Three ASC leaders shared their predictions on mergers and acquisitions in ASCs over the next 12 months with Becker's ASC Review.
Note: Responses have been edited for style and length.
Lynne Mercadante, administrator at The Cardiac and Vascular Institute Ambulatory Surgery Center (Gainesville, Fla.): Mergers and acquisitions are a way of life in the medical community these days. As we see more expectations for meaningful use, interoperability, quality measures, etc., smaller groups are forced to either accept penalties or seek partners, as the cost of compliance with mandates is so great. While we typically think of mergers with medical practices, we expect that this will also be the case with ASCs, especially as CMS approves more procedures for these facilities.
Meredith Warf, administrator at Mississippi Sports Medicine and Orthopaedic Center (Jackson): On the heels of a global pandemic, surgery centers are looking for strategy, especially in the higher-risk areas of specialties like orthopedics and cardiology. These risk areas also present areas of potential value — strategic partnerships represent a way to both capitalize on the future value as well as mitigate the risks in the next few years.
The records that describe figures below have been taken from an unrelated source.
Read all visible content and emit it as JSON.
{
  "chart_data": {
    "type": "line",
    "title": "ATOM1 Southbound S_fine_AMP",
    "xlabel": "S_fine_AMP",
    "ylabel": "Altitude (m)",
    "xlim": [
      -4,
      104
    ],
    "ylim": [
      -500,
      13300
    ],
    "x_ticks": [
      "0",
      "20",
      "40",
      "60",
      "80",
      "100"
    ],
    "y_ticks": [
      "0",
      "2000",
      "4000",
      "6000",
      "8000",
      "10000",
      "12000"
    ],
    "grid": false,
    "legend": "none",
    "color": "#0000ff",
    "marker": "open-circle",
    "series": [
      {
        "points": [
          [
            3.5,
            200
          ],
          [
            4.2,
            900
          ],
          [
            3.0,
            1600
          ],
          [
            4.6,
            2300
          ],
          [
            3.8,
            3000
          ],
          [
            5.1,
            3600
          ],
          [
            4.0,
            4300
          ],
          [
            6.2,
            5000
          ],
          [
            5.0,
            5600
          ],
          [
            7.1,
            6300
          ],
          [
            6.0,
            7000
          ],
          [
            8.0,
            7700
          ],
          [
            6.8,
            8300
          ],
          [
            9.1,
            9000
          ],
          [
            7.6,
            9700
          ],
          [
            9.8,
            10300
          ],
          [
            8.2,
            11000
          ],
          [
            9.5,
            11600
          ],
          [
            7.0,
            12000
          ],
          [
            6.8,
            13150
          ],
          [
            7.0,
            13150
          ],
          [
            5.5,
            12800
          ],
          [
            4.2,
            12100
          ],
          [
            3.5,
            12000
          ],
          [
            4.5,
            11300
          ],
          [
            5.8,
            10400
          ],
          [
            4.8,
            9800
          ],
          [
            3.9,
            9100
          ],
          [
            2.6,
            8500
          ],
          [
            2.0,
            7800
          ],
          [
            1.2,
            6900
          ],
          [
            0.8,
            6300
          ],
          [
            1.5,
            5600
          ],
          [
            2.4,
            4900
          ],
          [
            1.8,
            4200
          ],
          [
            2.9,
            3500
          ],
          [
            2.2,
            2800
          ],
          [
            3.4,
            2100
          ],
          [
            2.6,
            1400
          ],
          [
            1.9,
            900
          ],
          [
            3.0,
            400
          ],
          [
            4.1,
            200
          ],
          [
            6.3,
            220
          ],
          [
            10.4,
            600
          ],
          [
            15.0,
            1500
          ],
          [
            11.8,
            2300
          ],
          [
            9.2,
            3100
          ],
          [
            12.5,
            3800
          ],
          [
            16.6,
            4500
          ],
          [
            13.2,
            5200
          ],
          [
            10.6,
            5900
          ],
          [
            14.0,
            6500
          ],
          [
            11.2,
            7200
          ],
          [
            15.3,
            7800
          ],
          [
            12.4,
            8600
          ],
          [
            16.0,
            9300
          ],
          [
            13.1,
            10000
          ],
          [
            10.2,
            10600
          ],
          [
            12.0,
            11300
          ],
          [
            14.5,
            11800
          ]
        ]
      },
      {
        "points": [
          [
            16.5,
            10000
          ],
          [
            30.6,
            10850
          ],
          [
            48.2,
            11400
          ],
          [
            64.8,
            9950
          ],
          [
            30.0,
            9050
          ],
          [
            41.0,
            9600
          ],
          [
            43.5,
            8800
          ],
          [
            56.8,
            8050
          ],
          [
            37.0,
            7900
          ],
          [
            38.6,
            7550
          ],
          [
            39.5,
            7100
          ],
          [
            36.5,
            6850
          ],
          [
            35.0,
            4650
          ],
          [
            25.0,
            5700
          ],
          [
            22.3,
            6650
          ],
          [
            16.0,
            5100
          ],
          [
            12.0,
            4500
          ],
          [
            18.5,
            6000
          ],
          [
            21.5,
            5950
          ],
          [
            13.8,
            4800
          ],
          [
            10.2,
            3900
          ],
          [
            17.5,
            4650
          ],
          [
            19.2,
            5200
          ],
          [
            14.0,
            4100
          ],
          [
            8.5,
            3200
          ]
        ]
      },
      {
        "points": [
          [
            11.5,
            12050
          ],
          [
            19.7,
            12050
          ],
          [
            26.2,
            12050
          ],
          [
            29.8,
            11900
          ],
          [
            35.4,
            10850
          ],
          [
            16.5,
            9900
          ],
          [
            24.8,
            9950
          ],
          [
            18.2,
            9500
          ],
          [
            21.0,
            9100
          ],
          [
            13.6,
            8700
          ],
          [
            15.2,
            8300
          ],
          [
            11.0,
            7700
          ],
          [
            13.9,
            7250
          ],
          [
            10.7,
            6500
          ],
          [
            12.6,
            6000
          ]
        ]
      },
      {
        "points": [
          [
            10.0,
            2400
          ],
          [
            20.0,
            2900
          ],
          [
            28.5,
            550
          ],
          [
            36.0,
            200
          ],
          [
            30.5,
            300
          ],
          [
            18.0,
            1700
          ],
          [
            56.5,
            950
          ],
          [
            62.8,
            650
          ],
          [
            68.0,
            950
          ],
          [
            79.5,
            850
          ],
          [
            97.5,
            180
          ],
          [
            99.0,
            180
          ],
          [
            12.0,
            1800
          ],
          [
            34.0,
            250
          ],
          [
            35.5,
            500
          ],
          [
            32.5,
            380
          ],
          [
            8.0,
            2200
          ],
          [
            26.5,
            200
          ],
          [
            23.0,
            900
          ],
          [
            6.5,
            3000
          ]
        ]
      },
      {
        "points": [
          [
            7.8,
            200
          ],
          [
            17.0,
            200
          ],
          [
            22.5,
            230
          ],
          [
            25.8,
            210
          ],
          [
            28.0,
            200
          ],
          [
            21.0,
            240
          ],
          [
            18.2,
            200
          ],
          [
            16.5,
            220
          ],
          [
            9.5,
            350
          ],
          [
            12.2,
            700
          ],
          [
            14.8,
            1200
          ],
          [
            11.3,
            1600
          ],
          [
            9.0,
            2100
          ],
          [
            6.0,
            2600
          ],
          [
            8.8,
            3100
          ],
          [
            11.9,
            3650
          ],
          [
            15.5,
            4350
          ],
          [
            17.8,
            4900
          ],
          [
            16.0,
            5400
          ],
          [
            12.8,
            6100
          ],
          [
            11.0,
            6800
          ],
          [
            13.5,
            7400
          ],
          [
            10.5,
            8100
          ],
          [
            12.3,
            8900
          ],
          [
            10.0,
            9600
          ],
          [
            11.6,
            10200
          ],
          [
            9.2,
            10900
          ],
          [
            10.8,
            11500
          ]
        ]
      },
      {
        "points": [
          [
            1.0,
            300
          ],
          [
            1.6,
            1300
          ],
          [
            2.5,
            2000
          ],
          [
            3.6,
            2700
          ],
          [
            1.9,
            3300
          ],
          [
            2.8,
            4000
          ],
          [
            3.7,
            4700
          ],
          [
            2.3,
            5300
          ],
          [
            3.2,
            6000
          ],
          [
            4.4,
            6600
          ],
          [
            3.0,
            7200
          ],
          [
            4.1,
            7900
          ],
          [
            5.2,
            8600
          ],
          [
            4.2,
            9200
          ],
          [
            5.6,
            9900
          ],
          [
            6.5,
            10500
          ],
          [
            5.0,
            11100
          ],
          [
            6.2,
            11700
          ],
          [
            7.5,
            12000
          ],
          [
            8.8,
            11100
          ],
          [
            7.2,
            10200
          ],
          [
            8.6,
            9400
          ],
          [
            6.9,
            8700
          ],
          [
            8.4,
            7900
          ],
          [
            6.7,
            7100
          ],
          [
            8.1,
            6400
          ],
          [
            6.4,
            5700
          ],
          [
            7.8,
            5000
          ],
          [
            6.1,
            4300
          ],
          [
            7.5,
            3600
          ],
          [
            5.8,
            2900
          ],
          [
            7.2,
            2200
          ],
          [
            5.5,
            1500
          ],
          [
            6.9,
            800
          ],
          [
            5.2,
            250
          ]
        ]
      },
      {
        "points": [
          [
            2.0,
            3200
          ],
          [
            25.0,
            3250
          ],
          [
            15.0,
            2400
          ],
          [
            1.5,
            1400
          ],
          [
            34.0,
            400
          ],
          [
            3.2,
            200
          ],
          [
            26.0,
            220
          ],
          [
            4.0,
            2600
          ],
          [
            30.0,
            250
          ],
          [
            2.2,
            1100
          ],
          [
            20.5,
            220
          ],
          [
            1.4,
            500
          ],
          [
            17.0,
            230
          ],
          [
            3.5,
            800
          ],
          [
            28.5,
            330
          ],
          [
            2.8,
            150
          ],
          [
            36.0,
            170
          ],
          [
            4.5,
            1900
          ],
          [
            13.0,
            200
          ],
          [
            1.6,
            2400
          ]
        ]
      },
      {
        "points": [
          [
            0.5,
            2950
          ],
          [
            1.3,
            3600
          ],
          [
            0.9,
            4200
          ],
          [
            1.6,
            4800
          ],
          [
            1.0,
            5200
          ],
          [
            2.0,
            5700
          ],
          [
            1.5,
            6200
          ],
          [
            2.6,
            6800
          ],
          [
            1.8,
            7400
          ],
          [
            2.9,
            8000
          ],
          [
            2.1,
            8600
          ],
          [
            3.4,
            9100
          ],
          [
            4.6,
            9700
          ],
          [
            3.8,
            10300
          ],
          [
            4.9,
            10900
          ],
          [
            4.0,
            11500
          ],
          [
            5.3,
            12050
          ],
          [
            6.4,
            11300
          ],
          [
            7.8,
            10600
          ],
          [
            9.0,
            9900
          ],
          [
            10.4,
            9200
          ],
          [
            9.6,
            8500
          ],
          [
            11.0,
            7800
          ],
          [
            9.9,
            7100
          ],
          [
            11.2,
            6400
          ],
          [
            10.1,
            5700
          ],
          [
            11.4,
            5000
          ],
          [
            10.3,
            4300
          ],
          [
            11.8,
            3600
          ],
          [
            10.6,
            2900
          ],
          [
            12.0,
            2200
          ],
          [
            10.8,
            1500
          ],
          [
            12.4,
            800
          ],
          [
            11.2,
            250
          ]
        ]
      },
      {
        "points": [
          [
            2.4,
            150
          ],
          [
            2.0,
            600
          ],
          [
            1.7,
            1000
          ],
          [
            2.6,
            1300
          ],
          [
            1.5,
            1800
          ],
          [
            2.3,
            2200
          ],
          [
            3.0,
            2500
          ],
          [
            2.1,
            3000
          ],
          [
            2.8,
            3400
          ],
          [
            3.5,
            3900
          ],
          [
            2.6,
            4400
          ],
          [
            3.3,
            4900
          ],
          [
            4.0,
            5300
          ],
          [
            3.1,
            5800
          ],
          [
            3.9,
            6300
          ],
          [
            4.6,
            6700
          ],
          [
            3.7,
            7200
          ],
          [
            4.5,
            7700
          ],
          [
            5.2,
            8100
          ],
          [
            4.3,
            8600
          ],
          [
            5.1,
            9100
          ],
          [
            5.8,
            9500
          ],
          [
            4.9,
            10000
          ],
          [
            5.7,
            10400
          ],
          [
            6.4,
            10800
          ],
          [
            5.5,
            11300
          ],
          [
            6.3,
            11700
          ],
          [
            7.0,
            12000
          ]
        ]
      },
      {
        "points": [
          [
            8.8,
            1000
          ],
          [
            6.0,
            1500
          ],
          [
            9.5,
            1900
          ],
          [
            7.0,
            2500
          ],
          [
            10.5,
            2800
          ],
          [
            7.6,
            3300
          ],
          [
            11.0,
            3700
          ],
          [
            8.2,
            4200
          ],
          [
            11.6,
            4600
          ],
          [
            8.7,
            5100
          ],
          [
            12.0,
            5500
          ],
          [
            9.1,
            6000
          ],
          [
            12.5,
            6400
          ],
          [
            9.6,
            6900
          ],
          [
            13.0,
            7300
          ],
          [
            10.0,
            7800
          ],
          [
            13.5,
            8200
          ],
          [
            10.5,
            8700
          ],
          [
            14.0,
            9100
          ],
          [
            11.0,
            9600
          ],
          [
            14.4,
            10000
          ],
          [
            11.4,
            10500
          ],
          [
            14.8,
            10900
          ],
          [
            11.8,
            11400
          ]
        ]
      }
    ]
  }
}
These partnerships may look several different ways: national surgery center companies may come in as a management company, ASCs may look to partner with the bigger hospital systems for the contract rate "lifts" that are likely short-lived and compliance/regulatory help or referral sources, or practices can partner with private equity-backed platforms.
Those platforms are equipped with the capital needed to drive insightful, robust data capabilities, benchmarking [and] leverage with payers, while continuing to provide the same quality service to patients that ASCs can offer at such a reduced cost. With value-based care here to stay, ASCs are held responsible for more data collection and patient follow-up than ever before. Capital needs to maintain the cutting-edge treatment options like robotics and spine surgery are cumbersome and mitigated with strategic partnerships.
Raghu Reddy, administrator at SurgCenter of Western Maryland (Cumberland): Hospitals and private equity groups are acquiring ASCs at a faster pace than before. The catalyst here is the CMS approval of total joints, spine and cardiovascular procedures. The pandemic certainly helped to migrate the ASC-eligible procedures from [hospital outpatient departments] to ASCs. The insurers are also playing an instrumental role in migrating the cases to the ASC due to all the obvious advantages that ASCs provide. The national ASC management companies [are] also increasing the joint-venture partnership with hospitals and private equity groups. Shrinking reimbursement and threat of survival, especially in difficult or competitive markets, have also accelerated the M&A activity.